ANOS DEDURADOS
Naqueles tempos de chumbo, quem chegasse de mala e cuia para viver na Casa do Brasil - em Paris - era, antes de tudo, um Dedo-Duro.
À medida que conhecíamos as pessoas, elas nos diziam para tomar cuidado com Fulano, era dedo-duro. Logo em seguida vinha o Fulano e nos advertia para ficarmos espertos com Sicrano, pois era dedo-duro. E assim por diante, todo mundo falava de todo mundo, fechando-se o círculo: não havia quem não fosse considerado dedo-duro.
Como distingui-los? Ninguém sabia e também não havia como perguntar, já que todos desconfiavam de todos. O melhor mesmo era fazer boca de siri e cara de sonso, não dando continuidade a certos assuntos.
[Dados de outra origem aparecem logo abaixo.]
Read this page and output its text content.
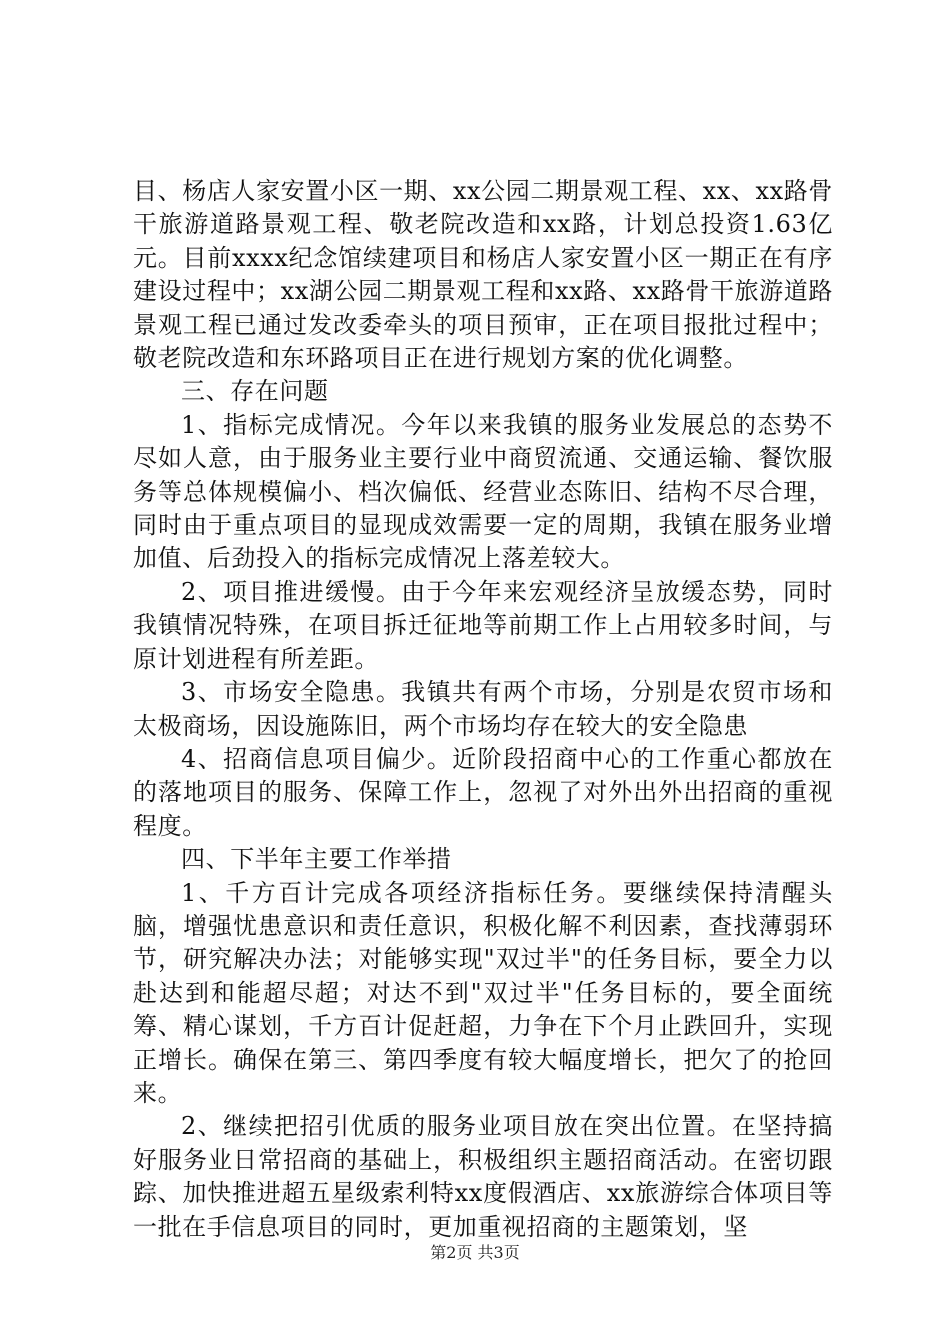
目、杨店人家安置小区一期、xx公园二期景观工程、xx、xx路骨干旅游道路景观工程、敬老院改造和xx路，计划总投资1.63亿元。目前xxxx纪念馆续建项目和杨店人家安置小区一期正在有序建设过程中；xx湖公园二期景观工程和xx路、xx路骨干旅游道路景观工程已通过发改委牵头的项目预审，正在项目报批过程中；敬老院改造和东环路项目正在进行规划方案的优化调整。

三、存在问题

1、指标完成情况。今年以来我镇的服务业发展总的态势不尽如人意，由于服务业主要行业中商贸流通、交通运输、餐饮服务等总体规模偏小、档次偏低、经营业态陈旧、结构不尽合理，同时由于重点项目的显现成效需要一定的周期，我镇在服务业增加值、后劲投入的指标完成情况上落差较大。

2、项目推进缓慢。由于今年来宏观经济呈放缓态势，同时我镇情况特殊，在项目拆迁征地等前期工作上占用较多时间，与原计划进程有所差距。

3、市场安全隐患。我镇共有两个市场，分别是农贸市场和太极商场，因设施陈旧，两个市场均存在较大的安全隐患

4、招商信息项目偏少。近阶段招商中心的工作重心都放在的落地项目的服务、保障工作上，忽视了对外出外出招商的重视程度。

四、下半年主要工作举措

1、千方百计完成各项经济指标任务。要继续保持清醒头脑，增强忧患意识和责任意识，积极化解不利因素，查找薄弱环节，研究解决办法；对能够实现"双过半"的任务目标，要全力以赴达到和能超尽超；对达不到"双过半"任务目标的，要全面统筹、精心谋划，千方百计促赶超，力争在下个月止跌回升，实现正增长。确保在第三、第四季度有较大幅度增长，把欠了的抢回来。

2、继续把招引优质的服务业项目放在突出位置。在坚持搞好服务业日常招商的基础上，积极组织主题招商活动。在密切跟踪、加快推进超五星级索利特xx度假酒店、xx旅游综合体项目等一批在手信息项目的同时，更加重视招商的主题策划，坚

第2页 共3页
Com o passar do tempo e à custa de muita observação, pudemos começar a distingui-los. De fato, havia gente ali cujo maior objetivo era mesmo o de dedurar. Como não podíamos descartá-los, sob pena de ser dedurados, éramos obrigados a aturá-los, pelo menos socialmente.
Para além dos muros da Cidade Universitária viviam os exilados. Exilados formalmente e exilados voluntariamente. Todos eles, tanto de um grupo como de outro, fugiam dos brasileiros como o diabo da cruz. Com toda razão.
Os passos de qualquer brasileiro, exilado ou não, fichado ou não, eram vigiados. E muitas vezes, fotografados.